Isolated cranial nerve III palsy as the presenting manifestation of HIV-related large B-cell lymphoma: clinical, radiological and postmortem observations: report of a case and review of the literature

M Tariq Bhatti et al. Surv Ophthalmol. 2005 Nov-Dec.

Abstract

Rarely can a neurologically isolated cranial nerve III palsy be the presenting manifestation of central nervous system lymphoma. We detail the clinical, radiological, and pathological features of a previously healthy 45-year-old man presenting with an isolated, pupil-involving, right cranial nerve III palsy due to human immunodefiency virus (HIV) related non-Hodgkin lymphoma. Magnetic resonance imaging demonstrated bilateral peripheral cranial nerve III enhancement with no brain parenchymal or leptomeningeal abnormalities.
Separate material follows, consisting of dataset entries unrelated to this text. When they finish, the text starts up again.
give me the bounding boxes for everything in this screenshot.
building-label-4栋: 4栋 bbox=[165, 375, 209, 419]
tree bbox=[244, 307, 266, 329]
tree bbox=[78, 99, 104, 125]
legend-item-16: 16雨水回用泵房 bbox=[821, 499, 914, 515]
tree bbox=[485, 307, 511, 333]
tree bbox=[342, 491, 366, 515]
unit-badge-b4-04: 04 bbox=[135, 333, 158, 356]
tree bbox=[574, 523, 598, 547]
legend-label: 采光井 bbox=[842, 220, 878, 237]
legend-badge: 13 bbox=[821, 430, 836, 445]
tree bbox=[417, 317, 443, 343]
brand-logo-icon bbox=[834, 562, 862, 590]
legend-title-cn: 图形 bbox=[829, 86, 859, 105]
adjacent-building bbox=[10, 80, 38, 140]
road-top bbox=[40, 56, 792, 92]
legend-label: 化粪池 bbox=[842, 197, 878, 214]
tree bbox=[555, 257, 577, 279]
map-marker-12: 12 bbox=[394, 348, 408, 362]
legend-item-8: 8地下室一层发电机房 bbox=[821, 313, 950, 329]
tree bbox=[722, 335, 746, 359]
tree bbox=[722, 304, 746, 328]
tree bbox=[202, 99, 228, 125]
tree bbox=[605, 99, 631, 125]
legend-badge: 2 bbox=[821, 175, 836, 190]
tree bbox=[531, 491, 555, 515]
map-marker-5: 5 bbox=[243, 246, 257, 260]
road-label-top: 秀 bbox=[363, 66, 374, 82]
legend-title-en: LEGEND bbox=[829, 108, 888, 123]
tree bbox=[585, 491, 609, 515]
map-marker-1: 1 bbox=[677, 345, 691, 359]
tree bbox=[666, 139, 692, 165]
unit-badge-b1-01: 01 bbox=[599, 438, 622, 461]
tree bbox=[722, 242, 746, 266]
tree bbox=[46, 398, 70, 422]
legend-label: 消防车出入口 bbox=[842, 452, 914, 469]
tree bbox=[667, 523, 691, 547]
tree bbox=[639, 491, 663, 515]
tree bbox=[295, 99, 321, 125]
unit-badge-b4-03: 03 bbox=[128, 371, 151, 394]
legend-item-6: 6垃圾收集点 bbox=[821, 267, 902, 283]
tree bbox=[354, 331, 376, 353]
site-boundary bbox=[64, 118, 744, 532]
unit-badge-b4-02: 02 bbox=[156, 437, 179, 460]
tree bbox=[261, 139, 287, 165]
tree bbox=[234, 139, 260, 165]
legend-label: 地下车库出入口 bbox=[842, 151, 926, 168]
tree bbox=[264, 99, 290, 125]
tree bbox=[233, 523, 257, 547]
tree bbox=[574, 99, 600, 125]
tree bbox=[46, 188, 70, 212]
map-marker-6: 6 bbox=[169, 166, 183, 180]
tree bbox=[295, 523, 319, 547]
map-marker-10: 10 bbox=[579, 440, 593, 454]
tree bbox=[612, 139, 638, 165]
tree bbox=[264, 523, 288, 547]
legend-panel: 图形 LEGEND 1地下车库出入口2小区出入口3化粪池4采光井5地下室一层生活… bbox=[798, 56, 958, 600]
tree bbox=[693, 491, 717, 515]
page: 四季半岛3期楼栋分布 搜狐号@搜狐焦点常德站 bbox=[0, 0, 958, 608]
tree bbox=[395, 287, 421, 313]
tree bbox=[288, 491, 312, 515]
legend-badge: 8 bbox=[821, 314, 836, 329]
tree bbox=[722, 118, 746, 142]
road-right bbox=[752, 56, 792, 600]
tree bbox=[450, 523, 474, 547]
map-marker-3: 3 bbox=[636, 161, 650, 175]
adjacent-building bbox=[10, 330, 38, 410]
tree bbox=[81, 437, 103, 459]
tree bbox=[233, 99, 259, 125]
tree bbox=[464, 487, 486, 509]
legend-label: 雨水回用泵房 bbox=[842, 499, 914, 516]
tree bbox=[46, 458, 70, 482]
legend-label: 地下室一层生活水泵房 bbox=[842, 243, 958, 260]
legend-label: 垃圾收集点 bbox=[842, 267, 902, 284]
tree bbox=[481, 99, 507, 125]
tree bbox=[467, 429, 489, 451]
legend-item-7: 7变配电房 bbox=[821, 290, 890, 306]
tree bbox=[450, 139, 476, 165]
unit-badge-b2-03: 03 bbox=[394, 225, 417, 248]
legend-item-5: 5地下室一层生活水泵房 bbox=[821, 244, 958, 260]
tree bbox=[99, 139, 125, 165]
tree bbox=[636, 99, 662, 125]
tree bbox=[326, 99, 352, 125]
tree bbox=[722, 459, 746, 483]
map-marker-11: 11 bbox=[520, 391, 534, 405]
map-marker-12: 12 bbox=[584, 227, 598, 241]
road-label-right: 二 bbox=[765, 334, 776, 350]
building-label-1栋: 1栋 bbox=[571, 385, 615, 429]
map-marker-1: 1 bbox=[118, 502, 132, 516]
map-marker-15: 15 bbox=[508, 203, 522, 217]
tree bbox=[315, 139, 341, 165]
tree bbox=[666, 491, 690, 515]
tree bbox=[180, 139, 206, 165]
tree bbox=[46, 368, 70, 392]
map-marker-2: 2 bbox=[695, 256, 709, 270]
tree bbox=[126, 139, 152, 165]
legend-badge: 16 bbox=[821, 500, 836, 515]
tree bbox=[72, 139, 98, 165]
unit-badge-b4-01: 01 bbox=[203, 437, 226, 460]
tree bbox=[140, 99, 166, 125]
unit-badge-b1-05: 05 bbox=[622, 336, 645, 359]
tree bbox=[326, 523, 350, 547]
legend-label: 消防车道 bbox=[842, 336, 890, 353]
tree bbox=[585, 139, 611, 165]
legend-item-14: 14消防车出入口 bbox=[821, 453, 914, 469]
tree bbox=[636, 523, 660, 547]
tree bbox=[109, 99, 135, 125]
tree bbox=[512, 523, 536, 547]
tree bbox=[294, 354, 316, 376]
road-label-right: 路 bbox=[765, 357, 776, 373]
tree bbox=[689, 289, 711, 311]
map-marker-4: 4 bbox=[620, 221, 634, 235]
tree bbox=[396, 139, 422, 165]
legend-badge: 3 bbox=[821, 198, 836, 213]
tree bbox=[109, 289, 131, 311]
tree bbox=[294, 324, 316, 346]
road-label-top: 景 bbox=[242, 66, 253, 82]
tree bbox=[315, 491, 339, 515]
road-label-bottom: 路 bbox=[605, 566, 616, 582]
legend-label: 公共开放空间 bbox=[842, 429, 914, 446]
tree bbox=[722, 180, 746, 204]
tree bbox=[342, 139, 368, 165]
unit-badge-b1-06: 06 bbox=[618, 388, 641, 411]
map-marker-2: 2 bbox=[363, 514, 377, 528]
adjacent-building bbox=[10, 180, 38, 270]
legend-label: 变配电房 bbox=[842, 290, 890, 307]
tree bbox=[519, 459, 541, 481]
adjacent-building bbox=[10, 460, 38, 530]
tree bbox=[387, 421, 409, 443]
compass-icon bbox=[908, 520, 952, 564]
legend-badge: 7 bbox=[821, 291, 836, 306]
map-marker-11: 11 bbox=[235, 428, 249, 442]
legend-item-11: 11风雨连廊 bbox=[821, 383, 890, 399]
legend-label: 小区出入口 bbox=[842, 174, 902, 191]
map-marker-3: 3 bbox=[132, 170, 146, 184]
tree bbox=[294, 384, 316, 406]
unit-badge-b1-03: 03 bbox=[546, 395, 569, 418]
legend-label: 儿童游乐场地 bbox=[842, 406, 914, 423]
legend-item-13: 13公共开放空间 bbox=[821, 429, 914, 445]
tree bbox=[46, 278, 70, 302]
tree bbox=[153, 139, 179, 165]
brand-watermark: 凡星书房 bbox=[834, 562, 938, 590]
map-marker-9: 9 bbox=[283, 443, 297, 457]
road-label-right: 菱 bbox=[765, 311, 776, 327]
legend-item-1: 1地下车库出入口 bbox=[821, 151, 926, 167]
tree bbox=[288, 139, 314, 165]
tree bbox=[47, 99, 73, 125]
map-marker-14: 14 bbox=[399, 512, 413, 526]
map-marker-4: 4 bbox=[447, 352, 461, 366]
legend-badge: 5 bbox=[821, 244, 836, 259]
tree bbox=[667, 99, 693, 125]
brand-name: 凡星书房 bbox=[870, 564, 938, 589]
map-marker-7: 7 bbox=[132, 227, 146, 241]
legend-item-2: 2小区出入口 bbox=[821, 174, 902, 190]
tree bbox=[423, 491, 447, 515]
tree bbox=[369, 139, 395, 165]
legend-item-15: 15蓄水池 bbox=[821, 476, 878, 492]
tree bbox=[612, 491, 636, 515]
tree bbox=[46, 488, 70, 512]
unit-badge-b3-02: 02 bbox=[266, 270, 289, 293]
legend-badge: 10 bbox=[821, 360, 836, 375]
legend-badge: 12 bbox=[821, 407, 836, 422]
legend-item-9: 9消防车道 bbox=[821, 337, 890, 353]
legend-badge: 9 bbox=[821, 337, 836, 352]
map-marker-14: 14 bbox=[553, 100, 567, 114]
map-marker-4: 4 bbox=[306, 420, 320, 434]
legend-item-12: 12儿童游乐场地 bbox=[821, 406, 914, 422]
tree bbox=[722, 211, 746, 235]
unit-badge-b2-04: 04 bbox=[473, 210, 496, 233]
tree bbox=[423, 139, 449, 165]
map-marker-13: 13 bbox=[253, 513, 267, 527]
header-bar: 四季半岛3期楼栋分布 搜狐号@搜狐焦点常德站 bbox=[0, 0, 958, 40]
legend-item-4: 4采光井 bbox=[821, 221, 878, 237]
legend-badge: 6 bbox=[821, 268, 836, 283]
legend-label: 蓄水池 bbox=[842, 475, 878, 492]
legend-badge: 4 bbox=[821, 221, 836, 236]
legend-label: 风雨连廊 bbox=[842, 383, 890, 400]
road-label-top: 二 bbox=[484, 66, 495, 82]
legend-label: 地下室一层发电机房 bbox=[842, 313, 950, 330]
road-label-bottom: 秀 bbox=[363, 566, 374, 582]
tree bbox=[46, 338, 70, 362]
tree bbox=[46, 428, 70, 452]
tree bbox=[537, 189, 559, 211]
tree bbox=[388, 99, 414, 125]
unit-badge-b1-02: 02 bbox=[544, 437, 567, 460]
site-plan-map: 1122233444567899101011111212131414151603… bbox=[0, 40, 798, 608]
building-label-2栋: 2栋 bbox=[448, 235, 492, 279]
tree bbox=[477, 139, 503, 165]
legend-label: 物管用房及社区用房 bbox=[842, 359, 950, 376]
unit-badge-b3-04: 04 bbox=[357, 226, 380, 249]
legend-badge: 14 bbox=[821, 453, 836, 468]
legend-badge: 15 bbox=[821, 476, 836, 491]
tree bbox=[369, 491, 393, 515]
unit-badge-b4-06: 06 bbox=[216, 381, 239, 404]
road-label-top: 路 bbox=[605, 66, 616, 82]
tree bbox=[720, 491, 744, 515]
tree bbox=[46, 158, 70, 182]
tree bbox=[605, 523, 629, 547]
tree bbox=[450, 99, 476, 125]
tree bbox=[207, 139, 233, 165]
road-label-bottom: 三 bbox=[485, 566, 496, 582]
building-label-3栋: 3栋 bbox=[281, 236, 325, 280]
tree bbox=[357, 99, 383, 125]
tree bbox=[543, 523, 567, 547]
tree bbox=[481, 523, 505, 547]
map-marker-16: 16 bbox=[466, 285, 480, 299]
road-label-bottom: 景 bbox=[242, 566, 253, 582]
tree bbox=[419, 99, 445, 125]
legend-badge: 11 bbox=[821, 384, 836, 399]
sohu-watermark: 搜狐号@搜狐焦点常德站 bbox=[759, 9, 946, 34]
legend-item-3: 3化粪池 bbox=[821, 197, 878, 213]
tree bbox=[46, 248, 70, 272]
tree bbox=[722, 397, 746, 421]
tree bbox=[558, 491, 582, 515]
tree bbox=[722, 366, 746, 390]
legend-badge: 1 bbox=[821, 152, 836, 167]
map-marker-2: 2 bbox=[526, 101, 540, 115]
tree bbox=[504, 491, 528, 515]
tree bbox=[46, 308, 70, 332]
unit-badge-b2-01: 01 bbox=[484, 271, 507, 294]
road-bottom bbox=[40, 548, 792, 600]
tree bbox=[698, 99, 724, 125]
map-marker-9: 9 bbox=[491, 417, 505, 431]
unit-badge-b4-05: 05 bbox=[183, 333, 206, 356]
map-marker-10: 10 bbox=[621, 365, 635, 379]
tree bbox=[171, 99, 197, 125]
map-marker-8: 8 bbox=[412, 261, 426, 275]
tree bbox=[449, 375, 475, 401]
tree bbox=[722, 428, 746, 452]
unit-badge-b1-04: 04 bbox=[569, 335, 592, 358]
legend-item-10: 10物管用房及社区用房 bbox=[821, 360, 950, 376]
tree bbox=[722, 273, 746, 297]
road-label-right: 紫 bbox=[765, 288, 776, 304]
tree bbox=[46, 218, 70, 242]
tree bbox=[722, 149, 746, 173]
Cerebrospinal fluid analysis revealed a monocytic pleocytosis with an elevated protein concentration and depressed glucose level. Morphologic and flow cytometric analysis of the cerebrospinal fluid was compatible with a large B-cell lymphoma. Serologic tests for HIV were positive. Postmortem examination of the brain revealed malignant lymphomatous cell infiltration of both cranial nerve III, diffuse leptomeningeal disease and focal superficial subependymal and subpial invasion. Based on our review of the literature, we were able to find only 10 detailed cases of cranial nerve III palsy as the presenting manifestation of central nervous system lymphoma. Furthermore, none of the previously reported cases correlated the magnetic resonance imaging findings with the gross and histopathologic observations.